Sepanjang perjalanan semboyan 35 selalu digunakan berupa sirine untuk meningkatkan faktor keselamatan bagi masyarakat.
Saat ini, KA Cut Meutia hanya menggunakan satu rangkaian yang terdiri dari dua kereta penumpang.
Kereta ini masih mengandalkan kipas angin sebagai pendingin, penting untuk segera melengkapi KA Cut Meutia dengan pendingin ruangan/Air Conditioning (AC).
Tanpa AC, penumpang dapat merasa tidak nyaman dan berkeringat, terutama saat kereta berjalan di bawah cuaca panas.

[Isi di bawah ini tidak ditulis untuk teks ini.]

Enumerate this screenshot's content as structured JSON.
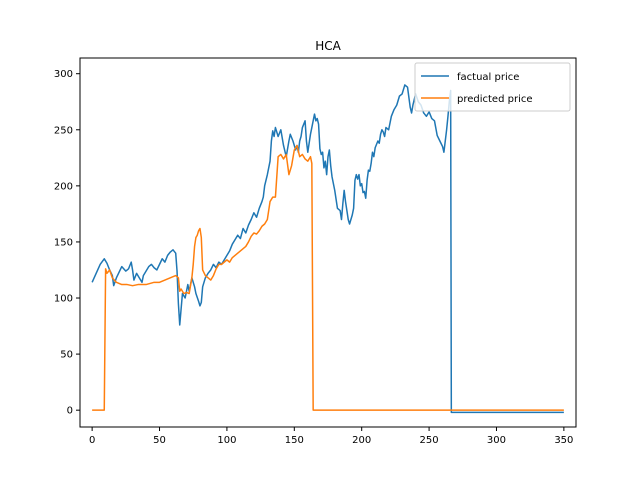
{
  "chart_data": {
    "type": "line",
    "title": "HCA",
    "xlabel": "",
    "ylabel": "",
    "xlim": [
      -9,
      359
    ],
    "ylim": [
      -15,
      314
    ],
    "x_ticks": [
      0,
      50,
      100,
      150,
      200,
      250,
      300,
      350
    ],
    "y_ticks": [
      0,
      50,
      100,
      150,
      200,
      250,
      300
    ],
    "grid": false,
    "legend_position": "top-right",
    "series": [
      {
        "name": "factual price",
        "color": "#1f77b4",
        "points": [
          [
            0,
            114
          ],
          [
            3,
            122
          ],
          [
            6,
            130
          ],
          [
            9,
            135
          ],
          [
            11,
            131
          ],
          [
            13,
            125
          ],
          [
            15,
            120
          ],
          [
            16,
            111
          ],
          [
            18,
            118
          ],
          [
            20,
            123
          ],
          [
            22,
            128
          ],
          [
            25,
            124
          ],
          [
            27,
            126
          ],
          [
            29,
            132
          ],
          [
            30,
            125
          ],
          [
            31,
            116
          ],
          [
            33,
            122
          ],
          [
            35,
            118
          ],
          [
            37,
            114
          ],
          [
            38,
            120
          ],
          [
            40,
            124
          ],
          [
            42,
            128
          ],
          [
            44,
            130
          ],
          [
            46,
            127
          ],
          [
            48,
            125
          ],
          [
            50,
            130
          ],
          [
            52,
            135
          ],
          [
            54,
            132
          ],
          [
            56,
            138
          ],
          [
            58,
            141
          ],
          [
            60,
            143
          ],
          [
            62,
            140
          ],
          [
            63,
            124
          ],
          [
            64,
            95
          ],
          [
            65,
            76
          ],
          [
            66,
            90
          ],
          [
            67,
            104
          ],
          [
            69,
            100
          ],
          [
            71,
            112
          ],
          [
            72,
            106
          ],
          [
            74,
            118
          ],
          [
            76,
            110
          ],
          [
            77,
            104
          ],
          [
            79,
            97
          ],
          [
            80,
            93
          ],
          [
            81,
            96
          ],
          [
            82,
            110
          ],
          [
            84,
            118
          ],
          [
            86,
            122
          ],
          [
            88,
            125
          ],
          [
            90,
            130
          ],
          [
            92,
            127
          ],
          [
            94,
            132
          ],
          [
            96,
            130
          ],
          [
            98,
            134
          ],
          [
            100,
            138
          ],
          [
            102,
            142
          ],
          [
            104,
            148
          ],
          [
            106,
            152
          ],
          [
            108,
            156
          ],
          [
            110,
            153
          ],
          [
            112,
            162
          ],
          [
            114,
            158
          ],
          [
            116,
            165
          ],
          [
            118,
            170
          ],
          [
            120,
            176
          ],
          [
            122,
            172
          ],
          [
            124,
            180
          ],
          [
            126,
            186
          ],
          [
            127,
            190
          ],
          [
            128,
            200
          ],
          [
            130,
            210
          ],
          [
            132,
            222
          ],
          [
            133,
            240
          ],
          [
            134,
            249
          ],
          [
            135,
            244
          ],
          [
            136,
            252
          ],
          [
            138,
            244
          ],
          [
            140,
            250
          ],
          [
            142,
            236
          ],
          [
            144,
            226
          ],
          [
            146,
            240
          ],
          [
            147,
            246
          ],
          [
            149,
            240
          ],
          [
            151,
            232
          ],
          [
            152,
            236
          ],
          [
            153,
            230
          ],
          [
            154,
            240
          ],
          [
            155,
            244
          ],
          [
            156,
            252
          ],
          [
            158,
            258
          ],
          [
            159,
            240
          ],
          [
            160,
            230
          ],
          [
            161,
            238
          ],
          [
            162,
            246
          ],
          [
            163,
            252
          ],
          [
            164,
            258
          ],
          [
            165,
            264
          ],
          [
            166,
            258
          ],
          [
            167,
            260
          ],
          [
            168,
            255
          ],
          [
            169,
            233
          ],
          [
            170,
            228
          ],
          [
            171,
            230
          ],
          [
            172,
            216
          ],
          [
            173,
            222
          ],
          [
            174,
            210
          ],
          [
            175,
            226
          ],
          [
            176,
            232
          ],
          [
            177,
            218
          ],
          [
            178,
            208
          ],
          [
            180,
            196
          ],
          [
            182,
            180
          ],
          [
            184,
            178
          ],
          [
            185,
            170
          ],
          [
            186,
            184
          ],
          [
            187,
            196
          ],
          [
            188,
            186
          ],
          [
            189,
            178
          ],
          [
            190,
            170
          ],
          [
            191,
            166
          ],
          [
            192,
            170
          ],
          [
            193,
            174
          ],
          [
            194,
            180
          ],
          [
            195,
            205
          ],
          [
            196,
            210
          ],
          [
            197,
            206
          ],
          [
            198,
            210
          ],
          [
            199,
            200
          ],
          [
            200,
            202
          ],
          [
            201,
            194
          ],
          [
            202,
            195
          ],
          [
            203,
            189
          ],
          [
            204,
            205
          ],
          [
            205,
            214
          ],
          [
            206,
            213
          ],
          [
            207,
            220
          ],
          [
            208,
            230
          ],
          [
            209,
            226
          ],
          [
            210,
            234
          ],
          [
            212,
            240
          ],
          [
            213,
            238
          ],
          [
            214,
            246
          ],
          [
            215,
            250
          ],
          [
            216,
            248
          ],
          [
            217,
            244
          ],
          [
            218,
            252
          ],
          [
            220,
            250
          ],
          [
            222,
            262
          ],
          [
            224,
            268
          ],
          [
            226,
            272
          ],
          [
            228,
            280
          ],
          [
            230,
            282
          ],
          [
            232,
            290
          ],
          [
            234,
            288
          ],
          [
            236,
            270
          ],
          [
            237,
            265
          ],
          [
            238,
            272
          ],
          [
            240,
            282
          ],
          [
            242,
            275
          ],
          [
            244,
            272
          ],
          [
            246,
            265
          ],
          [
            248,
            262
          ],
          [
            250,
            266
          ],
          [
            252,
            260
          ],
          [
            254,
            258
          ],
          [
            256,
            245
          ],
          [
            258,
            240
          ],
          [
            260,
            235
          ],
          [
            261,
            230
          ],
          [
            262,
            240
          ],
          [
            263,
            250
          ],
          [
            264,
            262
          ],
          [
            265,
            275
          ],
          [
            266,
            285
          ],
          [
            266.5,
            -2
          ],
          [
            270,
            -2
          ],
          [
            300,
            -2
          ],
          [
            320,
            -2
          ],
          [
            350,
            -2
          ]
        ]
      },
      {
        "name": "predicted price",
        "color": "#ff7f0e",
        "points": [
          [
            0,
            0
          ],
          [
            9,
            0
          ],
          [
            10,
            126
          ],
          [
            11,
            122
          ],
          [
            13,
            125
          ],
          [
            15,
            118
          ],
          [
            18,
            114
          ],
          [
            22,
            112
          ],
          [
            26,
            112
          ],
          [
            30,
            111
          ],
          [
            34,
            112
          ],
          [
            40,
            112
          ],
          [
            46,
            114
          ],
          [
            50,
            114
          ],
          [
            54,
            116
          ],
          [
            58,
            118
          ],
          [
            62,
            120
          ],
          [
            64,
            118
          ],
          [
            65,
            106
          ],
          [
            66,
            108
          ],
          [
            68,
            104
          ],
          [
            70,
            105
          ],
          [
            72,
            104
          ],
          [
            74,
            118
          ],
          [
            75,
            130
          ],
          [
            76,
            146
          ],
          [
            77,
            154
          ],
          [
            78,
            156
          ],
          [
            79,
            160
          ],
          [
            80,
            162
          ],
          [
            81,
            154
          ],
          [
            82,
            125
          ],
          [
            84,
            120
          ],
          [
            86,
            118
          ],
          [
            88,
            116
          ],
          [
            90,
            120
          ],
          [
            92,
            126
          ],
          [
            94,
            130
          ],
          [
            96,
            130
          ],
          [
            98,
            132
          ],
          [
            100,
            134
          ],
          [
            102,
            132
          ],
          [
            104,
            136
          ],
          [
            106,
            138
          ],
          [
            108,
            140
          ],
          [
            110,
            142
          ],
          [
            112,
            144
          ],
          [
            114,
            146
          ],
          [
            116,
            150
          ],
          [
            118,
            155
          ],
          [
            120,
            158
          ],
          [
            122,
            157
          ],
          [
            124,
            160
          ],
          [
            126,
            164
          ],
          [
            128,
            166
          ],
          [
            130,
            170
          ],
          [
            132,
            186
          ],
          [
            134,
            190
          ],
          [
            136,
            190
          ],
          [
            138,
            226
          ],
          [
            140,
            228
          ],
          [
            142,
            224
          ],
          [
            144,
            228
          ],
          [
            146,
            210
          ],
          [
            148,
            218
          ],
          [
            150,
            232
          ],
          [
            152,
            236
          ],
          [
            154,
            226
          ],
          [
            156,
            228
          ],
          [
            158,
            224
          ],
          [
            160,
            222
          ],
          [
            162,
            226
          ],
          [
            163,
            220
          ],
          [
            164,
            0
          ],
          [
            180,
            0
          ],
          [
            200,
            0
          ],
          [
            250,
            0
          ],
          [
            300,
            0
          ],
          [
            350,
            0
          ]
        ]
      }
    ]
  }
}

Selain itu, perlu dipertimbangkan penambahan unit kereta. Saat ini, tidak tersedia kereta cadangan. Apabila rangkaian yang beroperasi mengalami kerusakan dan memerlukan perbaikan, layanan akan terhenti karena tidak ada unit pengganti.
Petak Belum Operasi
Pembangunan jalur sepanjang 8 km dari Stasiun Krueng Geukueh menuju Stasiun Muara Satu telah dimulai sejak tahun 2023. Meskipun sosialisasi sudah dilakukan sejak Januari 2025, hingga saat ini jalur tersebut belum juga beroperasi.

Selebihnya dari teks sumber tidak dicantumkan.